School of International Engineering and Science, Jeonbuk National University, Jeonju54896, South Korea.
ACS Omega. 2023 Jan 12;8(3):3236-3244. doi: 10.1021/acsomega.2c06702. eCollection 2023 Jan 24.
Drug discovery (DD) research is aimed at the discovery of new medications. Solubility is an important physicochemical property in drug development. Active pharmaceutical ingredients (APIs) are essential substances for high drug efficacy. During DD research, aqueous solubility (AS) is a key physicochemical attribute required for API characterization. High-precision in silico solubility prediction reduces the experimental cost and time of drug development. Several artificial tools have been employed for solubility prediction using machine learning and deep learning techniques. This study aims to create different deep learning models that can predict the solubility of a wide range of molecules using the largest currently available solubility data set. Simplified molecular-input line-entry system (SMILES) strings were used as molecular representation, models developed using simple graph convolution, graph isomorphism network, graph attention network, and AttentiveFP network. Based on the performance of the models, the AttentiveFP-based network model was finally selected. The model was trained and tested on 9943 compounds. The model outperformed on 62 anticancer compounds with metric Pearson correlation and root-mean-square error values of 0.52 and 0.61, respectively. AS can be improved by graph algorithm improvement or more molecular properties addition.

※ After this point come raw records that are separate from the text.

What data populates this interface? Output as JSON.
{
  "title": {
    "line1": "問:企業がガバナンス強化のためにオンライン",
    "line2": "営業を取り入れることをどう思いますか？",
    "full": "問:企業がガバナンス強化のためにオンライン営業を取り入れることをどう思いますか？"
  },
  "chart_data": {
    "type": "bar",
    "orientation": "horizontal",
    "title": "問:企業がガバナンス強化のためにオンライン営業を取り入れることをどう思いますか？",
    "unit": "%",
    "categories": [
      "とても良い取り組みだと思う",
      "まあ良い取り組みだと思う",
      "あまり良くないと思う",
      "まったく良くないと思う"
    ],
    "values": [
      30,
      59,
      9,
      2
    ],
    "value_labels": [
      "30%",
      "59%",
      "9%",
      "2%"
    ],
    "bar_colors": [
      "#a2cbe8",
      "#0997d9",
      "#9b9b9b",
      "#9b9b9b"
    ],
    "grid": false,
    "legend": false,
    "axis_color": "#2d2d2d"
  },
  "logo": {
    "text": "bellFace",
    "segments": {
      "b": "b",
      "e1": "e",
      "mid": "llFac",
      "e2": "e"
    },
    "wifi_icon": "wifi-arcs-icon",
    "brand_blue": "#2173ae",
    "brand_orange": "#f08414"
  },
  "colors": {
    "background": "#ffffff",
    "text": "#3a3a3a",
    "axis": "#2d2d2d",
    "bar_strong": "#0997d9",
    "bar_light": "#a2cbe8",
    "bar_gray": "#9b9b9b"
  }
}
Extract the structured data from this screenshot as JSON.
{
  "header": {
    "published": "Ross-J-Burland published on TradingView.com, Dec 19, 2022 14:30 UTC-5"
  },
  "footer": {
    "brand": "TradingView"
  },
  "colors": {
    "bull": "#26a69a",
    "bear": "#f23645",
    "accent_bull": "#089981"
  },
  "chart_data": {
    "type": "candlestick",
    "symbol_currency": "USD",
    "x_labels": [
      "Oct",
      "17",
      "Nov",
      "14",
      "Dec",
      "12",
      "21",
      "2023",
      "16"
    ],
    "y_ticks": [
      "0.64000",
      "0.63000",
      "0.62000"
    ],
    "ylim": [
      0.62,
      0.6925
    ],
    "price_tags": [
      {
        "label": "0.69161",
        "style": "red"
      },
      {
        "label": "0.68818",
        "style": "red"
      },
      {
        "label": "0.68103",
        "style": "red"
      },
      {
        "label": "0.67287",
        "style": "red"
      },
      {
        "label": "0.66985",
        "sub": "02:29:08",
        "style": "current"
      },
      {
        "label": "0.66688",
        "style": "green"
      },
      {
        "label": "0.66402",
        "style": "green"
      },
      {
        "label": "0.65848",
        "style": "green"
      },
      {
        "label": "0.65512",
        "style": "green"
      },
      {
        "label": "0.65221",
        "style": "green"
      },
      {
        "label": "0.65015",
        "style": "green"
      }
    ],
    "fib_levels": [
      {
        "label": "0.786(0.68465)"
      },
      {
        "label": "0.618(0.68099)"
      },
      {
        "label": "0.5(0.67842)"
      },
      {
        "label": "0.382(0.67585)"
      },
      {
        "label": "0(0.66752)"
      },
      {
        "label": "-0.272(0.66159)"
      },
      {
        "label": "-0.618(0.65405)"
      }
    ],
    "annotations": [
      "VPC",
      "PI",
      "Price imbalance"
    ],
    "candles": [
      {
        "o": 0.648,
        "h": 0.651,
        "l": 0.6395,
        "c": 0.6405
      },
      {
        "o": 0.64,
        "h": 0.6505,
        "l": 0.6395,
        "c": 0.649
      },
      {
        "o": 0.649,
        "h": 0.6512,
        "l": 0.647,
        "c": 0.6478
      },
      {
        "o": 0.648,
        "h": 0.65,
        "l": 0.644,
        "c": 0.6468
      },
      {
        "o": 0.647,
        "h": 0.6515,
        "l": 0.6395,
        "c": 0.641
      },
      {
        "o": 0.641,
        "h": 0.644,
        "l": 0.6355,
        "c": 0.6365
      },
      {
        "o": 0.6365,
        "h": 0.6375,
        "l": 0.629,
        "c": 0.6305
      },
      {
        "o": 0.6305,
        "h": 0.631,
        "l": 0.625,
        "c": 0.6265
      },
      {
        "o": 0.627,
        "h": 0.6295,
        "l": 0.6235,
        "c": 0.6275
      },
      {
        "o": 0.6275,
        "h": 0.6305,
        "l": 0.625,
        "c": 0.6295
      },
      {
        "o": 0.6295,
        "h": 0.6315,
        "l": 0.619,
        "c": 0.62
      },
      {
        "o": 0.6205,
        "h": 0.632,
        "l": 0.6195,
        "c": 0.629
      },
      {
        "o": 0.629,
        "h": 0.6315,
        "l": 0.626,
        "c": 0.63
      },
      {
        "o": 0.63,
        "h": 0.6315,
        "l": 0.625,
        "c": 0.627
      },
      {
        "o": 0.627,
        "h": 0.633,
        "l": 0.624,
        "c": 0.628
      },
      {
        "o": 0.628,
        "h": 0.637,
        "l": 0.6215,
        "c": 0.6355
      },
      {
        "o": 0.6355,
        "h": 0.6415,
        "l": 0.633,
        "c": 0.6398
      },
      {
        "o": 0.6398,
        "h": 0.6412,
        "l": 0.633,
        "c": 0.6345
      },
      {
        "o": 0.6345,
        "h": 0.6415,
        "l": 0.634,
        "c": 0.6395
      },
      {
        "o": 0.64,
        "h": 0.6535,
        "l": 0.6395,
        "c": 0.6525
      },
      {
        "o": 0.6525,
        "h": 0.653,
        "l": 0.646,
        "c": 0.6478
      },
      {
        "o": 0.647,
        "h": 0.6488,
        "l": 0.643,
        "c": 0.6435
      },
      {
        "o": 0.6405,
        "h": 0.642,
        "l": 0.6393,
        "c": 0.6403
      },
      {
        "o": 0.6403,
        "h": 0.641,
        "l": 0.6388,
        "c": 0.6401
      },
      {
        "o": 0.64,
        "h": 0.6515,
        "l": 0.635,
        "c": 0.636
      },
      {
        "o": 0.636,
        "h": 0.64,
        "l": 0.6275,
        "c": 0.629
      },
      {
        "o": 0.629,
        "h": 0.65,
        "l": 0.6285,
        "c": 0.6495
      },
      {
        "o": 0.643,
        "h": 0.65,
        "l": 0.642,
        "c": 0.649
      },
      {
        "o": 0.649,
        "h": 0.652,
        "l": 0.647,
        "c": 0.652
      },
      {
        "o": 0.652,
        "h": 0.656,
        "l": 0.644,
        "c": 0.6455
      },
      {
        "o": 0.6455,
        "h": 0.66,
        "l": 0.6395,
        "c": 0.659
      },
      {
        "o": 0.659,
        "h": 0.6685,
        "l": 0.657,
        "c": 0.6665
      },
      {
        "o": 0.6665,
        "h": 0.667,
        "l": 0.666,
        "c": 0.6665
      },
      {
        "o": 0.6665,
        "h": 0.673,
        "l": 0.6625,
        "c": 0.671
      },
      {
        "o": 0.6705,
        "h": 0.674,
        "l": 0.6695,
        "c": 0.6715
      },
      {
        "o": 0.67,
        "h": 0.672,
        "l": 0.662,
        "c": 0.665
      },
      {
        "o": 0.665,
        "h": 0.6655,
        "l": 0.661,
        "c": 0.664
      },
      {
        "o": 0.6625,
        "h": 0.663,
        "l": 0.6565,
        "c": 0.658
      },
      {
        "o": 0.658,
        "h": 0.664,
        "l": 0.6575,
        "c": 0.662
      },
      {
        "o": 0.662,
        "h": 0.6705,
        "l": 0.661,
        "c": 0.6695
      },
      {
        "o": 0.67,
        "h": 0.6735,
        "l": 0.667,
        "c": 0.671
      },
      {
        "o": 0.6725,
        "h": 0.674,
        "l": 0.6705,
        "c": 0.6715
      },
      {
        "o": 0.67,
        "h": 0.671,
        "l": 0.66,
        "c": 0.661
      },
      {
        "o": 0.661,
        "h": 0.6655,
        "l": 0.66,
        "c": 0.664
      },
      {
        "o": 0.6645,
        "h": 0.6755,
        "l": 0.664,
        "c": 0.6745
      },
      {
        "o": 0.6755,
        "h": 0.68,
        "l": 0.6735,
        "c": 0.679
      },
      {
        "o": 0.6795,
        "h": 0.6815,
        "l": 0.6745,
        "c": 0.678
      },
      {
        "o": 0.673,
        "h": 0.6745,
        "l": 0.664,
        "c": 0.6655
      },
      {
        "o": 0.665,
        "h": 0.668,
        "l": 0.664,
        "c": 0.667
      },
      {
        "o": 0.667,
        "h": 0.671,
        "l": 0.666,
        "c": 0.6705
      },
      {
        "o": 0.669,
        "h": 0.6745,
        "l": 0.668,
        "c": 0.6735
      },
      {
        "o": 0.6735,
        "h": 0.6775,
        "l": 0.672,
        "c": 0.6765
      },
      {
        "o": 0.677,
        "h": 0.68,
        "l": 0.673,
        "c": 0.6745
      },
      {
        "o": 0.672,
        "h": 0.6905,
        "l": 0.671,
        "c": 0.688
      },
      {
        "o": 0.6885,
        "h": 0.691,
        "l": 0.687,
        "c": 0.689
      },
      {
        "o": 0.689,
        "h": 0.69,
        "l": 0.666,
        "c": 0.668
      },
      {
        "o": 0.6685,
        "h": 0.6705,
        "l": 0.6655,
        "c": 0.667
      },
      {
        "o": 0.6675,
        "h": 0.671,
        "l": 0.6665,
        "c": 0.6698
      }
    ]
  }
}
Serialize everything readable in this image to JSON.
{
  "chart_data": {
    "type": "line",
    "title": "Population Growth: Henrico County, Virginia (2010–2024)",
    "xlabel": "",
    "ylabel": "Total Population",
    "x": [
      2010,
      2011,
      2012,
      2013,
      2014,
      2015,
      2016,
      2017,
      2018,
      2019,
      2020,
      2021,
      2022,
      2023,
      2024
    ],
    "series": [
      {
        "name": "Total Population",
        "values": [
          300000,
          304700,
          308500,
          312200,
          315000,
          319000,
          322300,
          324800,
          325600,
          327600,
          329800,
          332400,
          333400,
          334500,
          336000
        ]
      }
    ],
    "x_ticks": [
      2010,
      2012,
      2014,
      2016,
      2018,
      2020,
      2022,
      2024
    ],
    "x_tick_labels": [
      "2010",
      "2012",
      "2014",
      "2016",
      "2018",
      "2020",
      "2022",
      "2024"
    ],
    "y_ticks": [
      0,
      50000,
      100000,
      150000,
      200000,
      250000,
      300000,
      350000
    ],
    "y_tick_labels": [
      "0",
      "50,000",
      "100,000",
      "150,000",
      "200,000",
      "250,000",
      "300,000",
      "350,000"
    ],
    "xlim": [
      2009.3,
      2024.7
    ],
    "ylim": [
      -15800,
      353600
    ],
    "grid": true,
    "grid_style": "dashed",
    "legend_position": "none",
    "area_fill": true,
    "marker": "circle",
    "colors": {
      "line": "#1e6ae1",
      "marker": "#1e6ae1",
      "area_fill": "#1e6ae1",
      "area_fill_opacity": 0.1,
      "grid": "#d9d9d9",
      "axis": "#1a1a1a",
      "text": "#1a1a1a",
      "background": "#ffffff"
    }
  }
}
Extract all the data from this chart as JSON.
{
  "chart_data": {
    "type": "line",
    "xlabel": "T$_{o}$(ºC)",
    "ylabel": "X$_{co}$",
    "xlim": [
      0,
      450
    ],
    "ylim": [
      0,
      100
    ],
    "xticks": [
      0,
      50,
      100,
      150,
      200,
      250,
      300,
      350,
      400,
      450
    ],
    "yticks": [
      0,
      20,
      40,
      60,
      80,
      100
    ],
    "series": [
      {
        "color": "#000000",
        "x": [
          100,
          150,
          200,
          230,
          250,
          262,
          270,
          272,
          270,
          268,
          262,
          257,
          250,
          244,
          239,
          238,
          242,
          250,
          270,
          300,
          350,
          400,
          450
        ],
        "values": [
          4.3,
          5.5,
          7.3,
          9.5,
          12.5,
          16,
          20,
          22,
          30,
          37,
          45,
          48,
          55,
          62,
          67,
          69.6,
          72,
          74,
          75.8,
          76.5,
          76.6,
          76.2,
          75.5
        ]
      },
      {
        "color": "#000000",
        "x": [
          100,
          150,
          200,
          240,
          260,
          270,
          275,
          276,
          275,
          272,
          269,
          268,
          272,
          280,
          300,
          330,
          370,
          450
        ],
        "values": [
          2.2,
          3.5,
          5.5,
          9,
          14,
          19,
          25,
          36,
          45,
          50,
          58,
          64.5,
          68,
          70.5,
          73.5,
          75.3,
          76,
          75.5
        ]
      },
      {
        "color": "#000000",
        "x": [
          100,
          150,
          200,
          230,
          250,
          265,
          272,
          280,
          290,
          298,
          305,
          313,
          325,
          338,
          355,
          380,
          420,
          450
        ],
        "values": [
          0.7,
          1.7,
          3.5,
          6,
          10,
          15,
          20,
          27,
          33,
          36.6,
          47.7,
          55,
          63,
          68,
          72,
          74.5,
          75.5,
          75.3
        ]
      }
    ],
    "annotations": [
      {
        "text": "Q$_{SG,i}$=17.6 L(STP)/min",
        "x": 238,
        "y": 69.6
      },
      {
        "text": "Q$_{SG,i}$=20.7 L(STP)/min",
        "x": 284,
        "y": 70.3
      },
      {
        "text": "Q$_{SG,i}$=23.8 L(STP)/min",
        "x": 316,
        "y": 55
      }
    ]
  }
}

药物发现(DD)研究旨在发现新药物。溶解度是药物开发中的一项重要物理化学性质。活性药物成分(API)是实现高药物疗效的关键物质。在药物发现研究中,水溶解度(AS)是API表征所需的关键物理化学属性。高精度的计算机溶解度预测可降低药物开发的实验成本和时间。已经采用了几种人工智能工具,利用机器学习和深度学习技术进行溶解度预测。本研究旨在创建不同的深度学习模型,这些模型能够使用当前最大的可用溶解度数据集预测多种分子的溶解度。简化分子输入线性输入系统(SMILES)字符串用作分子表示,使用简单图卷积、图同构网络、图注意力网络和注意力FP网络开发模型。基于模型的性能,最终选择了基于注意力FP的网络模型。该模型在9943种化合物上进行了训练和测试。该模型在62种抗癌化合物上表现出色,皮尔逊相关系数和均方根误差值分别为0.52和0.61。可以通过改进图算法或添加更多分子性质来提高水溶解度。